E-mail: ptorrey@cfa.harvard.edu

ABSTRACT

We compare the structural properties of galaxies formed in cosmological simulations using the smoothed particle hydrodynamics (SPH) code gadget with those using the moving-mesh code arepo. Both codes employ identical gravity solvers and the same subresolution physics but use very different methods to track the hydrodynamic evolution of gas. This permits us to isolate the effects of the hydro solver on the formation and evolution of galactic gas discs in gadget and arepo haloes with comparable numerical resolution. In a matching sample of gadget and arepo haloes, we fit simulated gas discs with exponential profiles.

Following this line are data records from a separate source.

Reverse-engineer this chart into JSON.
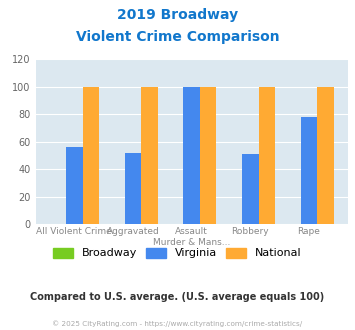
{
  "title_line1": "2019 Broadway",
  "title_line2": "Violent Crime Comparison",
  "categories": [
    "All Violent Crime",
    "Aggravated Assault",
    "Murder & Mans...",
    "Robbery",
    "Rape"
  ],
  "broadway_values": [
    0,
    0,
    0,
    0,
    0
  ],
  "virginia_values": [
    56,
    52,
    100,
    51,
    78
  ],
  "national_values": [
    100,
    100,
    100,
    100,
    100
  ],
  "broadway_color": "#77cc22",
  "virginia_color": "#4488ee",
  "national_color": "#ffaa33",
  "plot_bg": "#dce8f0",
  "ylim": [
    0,
    120
  ],
  "yticks": [
    0,
    20,
    40,
    60,
    80,
    100,
    120
  ],
  "footnote": "Compared to U.S. average. (U.S. average equals 100)",
  "copyright": "© 2025 CityRating.com - https://www.cityrating.com/crime-statistics/",
  "title_color": "#1177cc",
  "footnote_color": "#333333",
  "copyright_color": "#aaaaaa",
  "xtick_top": [
    "Aggravated",
    "Assault",
    "Murder & Mans...",
    "Robbery",
    "Rape"
  ],
  "xtick_bottom": [
    "All Violent Crime",
    "",
    "",
    "",
    ""
  ]
}
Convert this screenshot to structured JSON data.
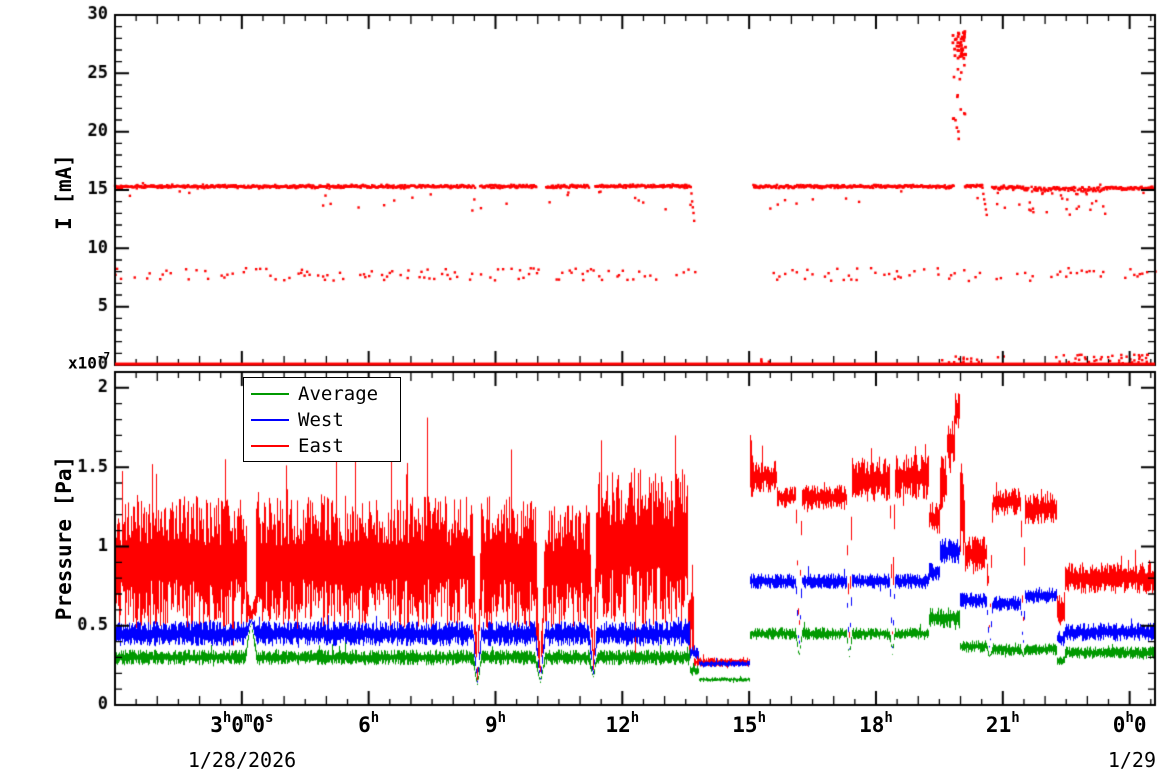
{
  "labels": {
    "top_ylabel": "I [mA]",
    "bottom_ylabel": "Pressure [Pa]",
    "scale_base": "x10",
    "scale_exp": "-7"
  },
  "x_axis": {
    "tick_hours": [
      3,
      6,
      9,
      12,
      15,
      18,
      21,
      24
    ],
    "tick_labels": [
      [
        [
          "3",
          "h"
        ],
        [
          "0",
          "m"
        ],
        [
          "0",
          "s"
        ]
      ],
      [
        [
          "6",
          "h"
        ]
      ],
      [
        [
          "9",
          "h"
        ]
      ],
      [
        [
          "12",
          "h"
        ]
      ],
      [
        [
          "15",
          "h"
        ]
      ],
      [
        [
          "18",
          "h"
        ]
      ],
      [
        [
          "21",
          "h"
        ]
      ],
      [
        [
          "0",
          "h"
        ],
        [
          "0",
          ""
        ]
      ]
    ],
    "date_left": "1/28/2026",
    "date_right": "1/29"
  },
  "legend": {
    "entries": [
      {
        "label": "Average",
        "color": "#009900"
      },
      {
        "label": "West",
        "color": "#0000ff"
      },
      {
        "label": "East",
        "color": "#ff0000"
      }
    ]
  },
  "chart_data": [
    {
      "type": "scatter",
      "title": "",
      "ylabel": "I [mA]",
      "ylim": [
        0,
        30
      ],
      "yticks": [
        0,
        5,
        10,
        15,
        20,
        25,
        30
      ],
      "xlim_hours": [
        0,
        24.6
      ],
      "xticks_hours": [
        3,
        6,
        9,
        12,
        15,
        18,
        21,
        24
      ],
      "marker_color": "#ff0000",
      "series": [
        {
          "name": "beam_current_main",
          "style": "dense_scatter",
          "segments": [
            [
              0,
              8.52,
              15.3,
              0.1,
              0.03
            ],
            [
              8.64,
              9.98,
              15.3,
              0.1,
              0.03
            ],
            [
              10.2,
              11.22,
              15.3,
              0.1,
              0.03
            ],
            [
              11.36,
              13.62,
              15.32,
              0.1,
              0.03
            ],
            [
              15.1,
              19.84,
              15.3,
              0.1,
              0.03
            ],
            [
              20.1,
              20.52,
              15.35,
              0.1,
              0.03
            ],
            [
              20.75,
              21.5,
              15.2,
              0.12,
              0.06
            ],
            [
              21.5,
              23.4,
              15.05,
              0.18,
              0.14
            ],
            [
              23.4,
              24.6,
              15.15,
              0.1,
              0.05
            ]
          ],
          "ramps": [
            [
              13.62,
              13.7,
              15.2,
              12.4
            ],
            [
              20.52,
              20.62,
              15.2,
              12.9
            ]
          ]
        },
        {
          "name": "beam_current_secondary",
          "style": "sparse_scatter",
          "band": [
            7.2,
            8.3
          ],
          "gaps": [
            [
              13.75,
              15.6
            ]
          ],
          "step": 0.06,
          "prob": 0.42
        },
        {
          "name": "spike_cluster",
          "t_range": [
            19.82,
            20.12
          ],
          "dense_v_range": [
            26.2,
            28.6
          ],
          "sparse_v_range": [
            19.0,
            26.0
          ],
          "n_dense": 42,
          "n_sparse": 16
        },
        {
          "name": "near_zero_scatter",
          "clusters": [
            {
              "t_range": [
                19.3,
                21.1
              ],
              "v_range": [
                0.15,
                0.8
              ],
              "n": 16
            },
            {
              "t_range": [
                22.2,
                24.6
              ],
              "v_range": [
                0.15,
                0.9
              ],
              "n": 42
            },
            {
              "t_range": [
                15.25,
                15.6
              ],
              "v_range": [
                0.2,
                0.5
              ],
              "n": 4
            }
          ]
        },
        {
          "name": "zero_line",
          "value": 0.08,
          "thickness": 3
        }
      ]
    },
    {
      "type": "line",
      "title": "",
      "ylabel": "Pressure [Pa]",
      "scale_label": {
        "base": "x10",
        "exponent": "-7"
      },
      "ylim": [
        0,
        2.1
      ],
      "yticks": [
        0,
        0.5,
        1,
        1.5,
        2
      ],
      "ytick_labels": [
        "0",
        "0.5",
        "1",
        "1.5",
        "2"
      ],
      "xlim_hours": [
        0,
        24.6
      ],
      "legend_position": "top-left",
      "series": [
        {
          "name": "East",
          "color": "#ff0000",
          "spike_prob": 0.05,
          "spike_scale": 1.2,
          "segments": [
            [
              0,
              3.1,
              0.9,
              0.42
            ],
            [
              3.1,
              3.32,
              0.68,
              0.2
            ],
            [
              3.32,
              8.5,
              0.9,
              0.42
            ],
            [
              8.5,
              9.97,
              0.9,
              0.42
            ],
            [
              9.97,
              11.25,
              0.87,
              0.4
            ],
            [
              11.25,
              13.55,
              1.0,
              0.5
            ],
            [
              13.55,
              13.68,
              0.55,
              0.25
            ],
            [
              13.68,
              15.0,
              0.27,
              0.03
            ],
            [
              15.0,
              15.08,
              1.5,
              0.28
            ],
            [
              15.08,
              15.65,
              1.44,
              0.1
            ],
            [
              15.65,
              16.14,
              1.31,
              0.07
            ],
            [
              16.14,
              17.33,
              1.31,
              0.08
            ],
            [
              17.33,
              18.35,
              1.42,
              0.14
            ],
            [
              18.35,
              19.25,
              1.44,
              0.14
            ],
            [
              19.25,
              19.5,
              1.18,
              0.1
            ],
            [
              19.5,
              19.68,
              1.4,
              0.18
            ],
            [
              19.68,
              19.85,
              1.65,
              0.2
            ],
            [
              19.85,
              19.98,
              1.85,
              0.13
            ],
            [
              19.98,
              20.1,
              1.2,
              0.35
            ],
            [
              20.1,
              20.64,
              0.95,
              0.12
            ],
            [
              20.64,
              21.45,
              1.28,
              0.09
            ],
            [
              21.45,
              22.28,
              1.24,
              0.1
            ],
            [
              22.28,
              22.45,
              0.6,
              0.1
            ],
            [
              22.45,
              24.61,
              0.8,
              0.1
            ]
          ]
        },
        {
          "name": "West",
          "color": "#0000ff",
          "spike_prob": 0.03,
          "spike_scale": 1.0,
          "segments": [
            [
              0,
              13.6,
              0.45,
              0.08
            ],
            [
              13.6,
              13.8,
              0.33,
              0.04
            ],
            [
              13.8,
              15.0,
              0.26,
              0.02
            ],
            [
              15.0,
              19.25,
              0.78,
              0.05
            ],
            [
              19.25,
              19.5,
              0.84,
              0.06
            ],
            [
              19.5,
              19.98,
              0.97,
              0.09
            ],
            [
              19.98,
              20.64,
              0.66,
              0.05
            ],
            [
              20.64,
              21.45,
              0.64,
              0.05
            ],
            [
              21.45,
              22.28,
              0.69,
              0.05
            ],
            [
              22.28,
              22.45,
              0.42,
              0.05
            ],
            [
              22.45,
              24.61,
              0.46,
              0.06
            ]
          ]
        },
        {
          "name": "Average",
          "color": "#009900",
          "spike_prob": 0.03,
          "spike_scale": 1.0,
          "segments": [
            [
              0,
              13.6,
              0.3,
              0.05
            ],
            [
              13.6,
              13.8,
              0.22,
              0.03
            ],
            [
              13.8,
              15.0,
              0.16,
              0.015
            ],
            [
              15.0,
              19.25,
              0.45,
              0.04
            ],
            [
              19.25,
              19.98,
              0.55,
              0.07
            ],
            [
              19.98,
              20.64,
              0.37,
              0.04
            ],
            [
              20.64,
              21.45,
              0.35,
              0.04
            ],
            [
              21.45,
              22.28,
              0.35,
              0.04
            ],
            [
              22.28,
              22.45,
              0.28,
              0.03
            ],
            [
              22.45,
              24.61,
              0.33,
              0.04
            ]
          ]
        }
      ],
      "dips": [
        {
          "t": 3.21,
          "w": 0.14,
          "low": 0.55
        },
        {
          "t": 8.56,
          "w": 0.1,
          "low": 0.1
        },
        {
          "t": 10.05,
          "w": 0.12,
          "low": 0.12
        },
        {
          "t": 11.3,
          "w": 0.09,
          "low": 0.15
        },
        {
          "t": 16.17,
          "w": 0.07,
          "low": 0.28
        },
        {
          "t": 17.36,
          "w": 0.07,
          "low": 0.28
        },
        {
          "t": 18.38,
          "w": 0.06,
          "low": 0.3
        },
        {
          "t": 20.68,
          "w": 0.07,
          "low": 0.3
        },
        {
          "t": 21.47,
          "w": 0.05,
          "low": 0.3
        }
      ]
    }
  ]
}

We find that the cold gas discs formed using the moving-mesh approach have systematically larger disc scale lengths and higher specific angular momenta than their gadget counterparts across a wide range in halo masses. For low-mass galaxies, differences between the properties of the simulated galaxy discs are caused by an insufficient number of resolution elements which lead to the artificial angular momentum transfer in our SPH calculation. We however find that galactic discs formed in massive haloes, resolved with ≥106 particles/cells, are still systematically smaller in the gadget run by a factor of ∼2. The reason for this is twofold: (i) the excessive heating of haloes close to the cooling radius due to spurious dissipation of the subsonic turbulence in gadget reduces the supply of gas which can cool and settle on to the central disc; (ii) the efficient delivery of low angular momentum gaseous blobs to the bottom of the potential well results in the centrally concentrated gas discs in gadget simulation. While this large population of gaseous blobs in gadget originates from the filaments which are pressure confined and fragment due to the SPH surface tension while infalling into hot halo atmospheres, it is essentially absent in the moving-mesh calculation, clearly indicating numerical rather than physical origin of the blob material.